## クックのイギリス法提要と言語
エドワード・クック卿と「イギリス法提要」
エドワード・クック卿(1552-1634)は、イギリスの法律家、裁判官、そして政治家でした。彼はイギリス法の歴史において最も重要な法学者の一人とされ、彼の著作は今日でも法的先例として引用されています。クックの最も有名な著作は、「イギリス法提要」(Institutes of the Lawes of England)です。
「イギリス法提要」の内容と構成
「イギリス法提要」は、4つの部分からなる、イギリスのコモン・ローに関する包括的な解説書です。
* **第一部**: 財産法、特に土地所有権に関する法律を扱っています。
* **第二部**: 当時の制定法、特にマグナ・カルタなどの重要な法律を解説しています。
* **第三部**: 重罪と刑事訴訟を扱っています。
* **第四部**: 裁判所の管轄と訴訟手続きを扱っています。
「イギリス法提要」の言語: 法フランス語とラテン語の影響
「イギリス法提要」は、主に英語で書かれていますが、法フランス語とラテン語の影響を強く受けています。これは、クックの時代には、法律用語や法廷での議論に、法フランス語とラテン語が依然として広く使用されていたためです。
* **法フランス語**: ノルマン征服(1066年)以来、イギリスの法律言語として使用されてきました。
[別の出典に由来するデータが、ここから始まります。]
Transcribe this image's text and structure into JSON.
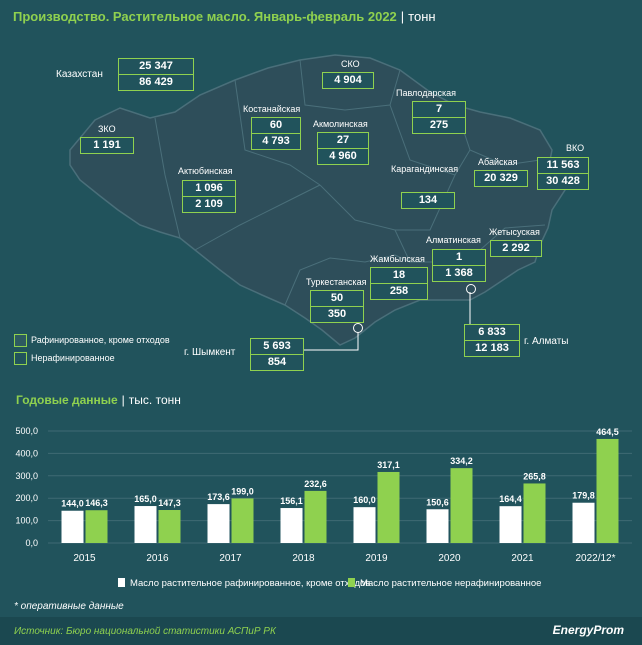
{
  "title": "Производство. Растительное масло. Январь-февраль 2022",
  "title_unit": "тонн",
  "map": {
    "regions": [
      {
        "name": "Казахстан",
        "refined": "25 347",
        "unrefined": "86 429"
      },
      {
        "name": "СКО",
        "refined": "",
        "unrefined": "4 904"
      },
      {
        "name": "Павлодарская",
        "refined": "7",
        "unrefined": "275"
      },
      {
        "name": "Костанайская",
        "refined": "60",
        "unrefined": "4 793"
      },
      {
        "name": "Акмолинская",
        "refined": "27",
        "unrefined": "4 960"
      },
      {
        "name": "ЗКО",
        "refined": "",
        "unrefined": "1 191"
      },
      {
        "name": "Актюбинская",
        "refined": "1 096",
        "unrefined": "2 109"
      },
      {
        "name": "Карагандинская",
        "refined": "",
        "unrefined": "134"
      },
      {
        "name": "Абайская",
        "refined": "",
        "unrefined": "20 329"
      },
      {
        "name": "ВКО",
        "refined": "11 563",
        "unrefined": "30 428"
      },
      {
        "name": "Жетысуская",
        "refined": "",
        "unrefined": "2 292"
      },
      {
        "name": "Алматинская",
        "refined": "1",
        "unrefined": "1 368"
      },
      {
        "name": "Жамбылская",
        "refined": "18",
        "unrefined": "258"
      },
      {
        "name": "Туркестанская",
        "refined": "50",
        "unrefined": "350"
      },
      {
        "name": "г. Шымкент",
        "refined": "5 693",
        "unrefined": "854"
      },
      {
        "name": "г. Алматы",
        "refined": "6 833",
        "unrefined": "12 183"
      }
    ],
    "legend": {
      "refined": "Рафинированное, кроме отходов",
      "unrefined": "Нерафинированное"
    }
  },
  "annual_title": "Годовые данные",
  "annual_unit": "тыс. тонн",
  "chart_data": {
    "type": "bar",
    "categories": [
      "2015",
      "2016",
      "2017",
      "2018",
      "2019",
      "2020",
      "2021",
      "2022/12*"
    ],
    "series": [
      {
        "name": "Масло растительное рафинированное, кроме отходов",
        "values": [
          144.0,
          165.0,
          173.6,
          156.1,
          160.0,
          150.6,
          164.4,
          179.8
        ],
        "labels": [
          "144,0",
          "165,0",
          "173,6",
          "156,1",
          "160,0",
          "150,6",
          "164,4",
          "179,8"
        ],
        "color": "#ffffff"
      },
      {
        "name": "Масло растительное нерафинированное",
        "values": [
          146.3,
          147.3,
          199.0,
          232.6,
          317.1,
          334.2,
          265.8,
          464.5
        ],
        "labels": [
          "146,3",
          "147,3",
          "199,0",
          "232,6",
          "317,1",
          "334,2",
          "265,8",
          "464,5"
        ],
        "color": "#8fd14f"
      }
    ],
    "yticks": [
      "0,0",
      "100,0",
      "200,0",
      "300,0",
      "400,0",
      "500,0"
    ],
    "ylim": [
      0,
      500
    ],
    "grid": true,
    "legend_position": "bottom"
  },
  "note": "* оперативные данные",
  "source": "Источник: Бюро национальной статистики АСПиР РК",
  "brand": "EnergyProm",
  "colors": {
    "background": "#21535c",
    "accent": "#8fd14f",
    "map_fill": "#2e4e5a"
  }
}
クックの時代には、すでに衰退しつつありましたが、法律文書や専門用語には、依然として多くの法フランス語が残っていました。「イギリス法提要」でも、多くの法フランス語の用語や表現が使われています。
* **ラテン語**: 中世を通じて、ヨーロッパにおける学問と法律の共通語でした。クックは、ラテン語にも堪能であり、「イギリス法提要」の中で、ラテン語の格言や法原則を頻繁に引用しています。
「イギリス法提要」の言語: 平易さと明快さを目指して
クックは、「イギリス法提要」を、法律の専門家だけでなく、一般の人々にも理解できるように書くことを目指しました。そのため、彼は、可能な限り平易で明快な英語を使用しようと努めました。
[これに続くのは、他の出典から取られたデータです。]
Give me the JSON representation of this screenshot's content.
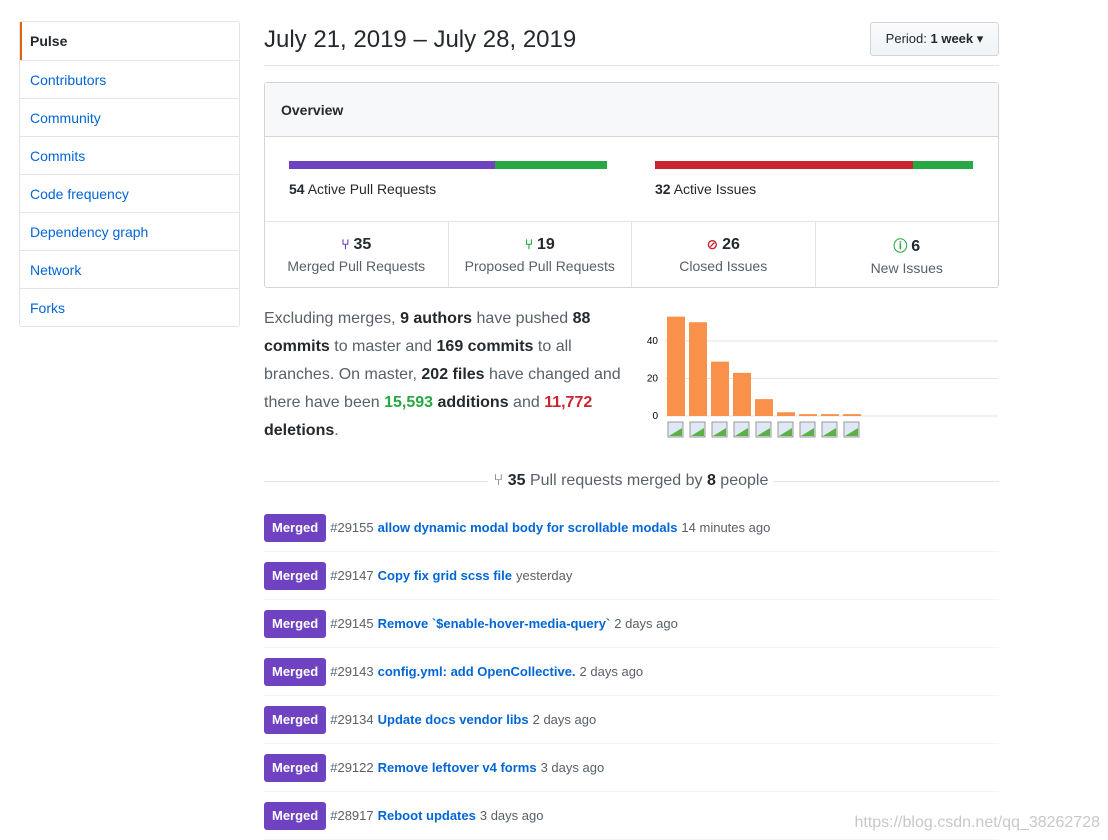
{
  "sidebar": {
    "items": [
      "Pulse",
      "Contributors",
      "Community",
      "Commits",
      "Code frequency",
      "Dependency graph",
      "Network",
      "Forks"
    ]
  },
  "header": {
    "title": "July 21, 2019 – July 28, 2019",
    "period_label": "Period:",
    "period_value": "1 week"
  },
  "overview": {
    "title": "Overview",
    "active_prs": "54",
    "active_prs_label": "Active Pull Requests",
    "active_issues": "32",
    "active_issues_label": "Active Issues",
    "pr_bar": {
      "merged_fraction": 0.648,
      "colors": [
        "#6f42c1",
        "#28a745"
      ]
    },
    "issue_bar": {
      "closed_fraction": 0.8125,
      "colors": [
        "#cb2431",
        "#28a745"
      ]
    },
    "stats": [
      {
        "icon": "git-merge-icon",
        "color": "#6f42c1",
        "count": "35",
        "label": "Merged Pull Requests"
      },
      {
        "icon": "git-pull-request-icon",
        "color": "#28a745",
        "count": "19",
        "label": "Proposed Pull Requests"
      },
      {
        "icon": "issue-closed-icon",
        "color": "#cb2431",
        "count": "26",
        "label": "Closed Issues"
      },
      {
        "icon": "issue-opened-icon",
        "color": "#28a745",
        "count": "6",
        "label": "New Issues"
      }
    ]
  },
  "summary": {
    "t1": "Excluding merges, ",
    "authors": "9 authors",
    "t2": " have pushed ",
    "commits_master": "88 commits",
    "t3": " to master and ",
    "commits_all": "169 commits",
    "t4": " to all branches. On master, ",
    "files": "202 files",
    "t5": " have changed and there have been ",
    "additions": "15,593",
    "t6": " additions",
    "t7": " and ",
    "deletions": "11,772",
    "t8": " deletions",
    "t9": "."
  },
  "chart_data": {
    "type": "bar",
    "values": [
      53,
      50,
      29,
      23,
      9,
      2,
      1,
      1,
      1
    ],
    "yticks": [
      "0",
      "20",
      "40"
    ],
    "ylim": [
      0,
      55
    ],
    "grid": true,
    "color": "#f9914b"
  },
  "merged": {
    "count": "35",
    "t1": " Pull requests merged by ",
    "people": "8",
    "t2": " people",
    "items": [
      {
        "badge": "Merged",
        "num": "#29155",
        "title": "allow dynamic modal body for scrollable modals",
        "time": "14 minutes ago"
      },
      {
        "badge": "Merged",
        "num": "#29147",
        "title": "Copy fix grid scss file",
        "time": "yesterday"
      },
      {
        "badge": "Merged",
        "num": "#29145",
        "title": "Remove `$enable-hover-media-query`",
        "time": "2 days ago"
      },
      {
        "badge": "Merged",
        "num": "#29143",
        "title": "config.yml: add OpenCollective.",
        "time": "2 days ago"
      },
      {
        "badge": "Merged",
        "num": "#29134",
        "title": "Update docs vendor libs",
        "time": "2 days ago"
      },
      {
        "badge": "Merged",
        "num": "#29122",
        "title": "Remove leftover v4 forms",
        "time": "3 days ago"
      },
      {
        "badge": "Merged",
        "num": "#28917",
        "title": "Reboot updates",
        "time": "3 days ago"
      }
    ]
  },
  "watermark": "https://blog.csdn.net/qq_38262728"
}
* **複雑な法理論を分かりやすく解説**: クックは、複雑な法理論を、例え話や実例を用いて、分かりやすく解説しています。
* **一般の人々にも理解できる言葉**: 当時の法律書では、難解な専門用語が頻繁に使用されていましたが、クックは、できるだけ一般の人々にも理解できる言葉を使うように心がけました。
「イギリス法提要」の言語: 後世への影響
「イギリス法提要」は、その出版後、イギリス法の学習と実践において、標準的な教科書となり、その後のイギリス法の発展に大きな影響を与えました。クックの明快で体系的な文章は、後の法律書の模範となり、英語による法律用語の確立にも貢献しました。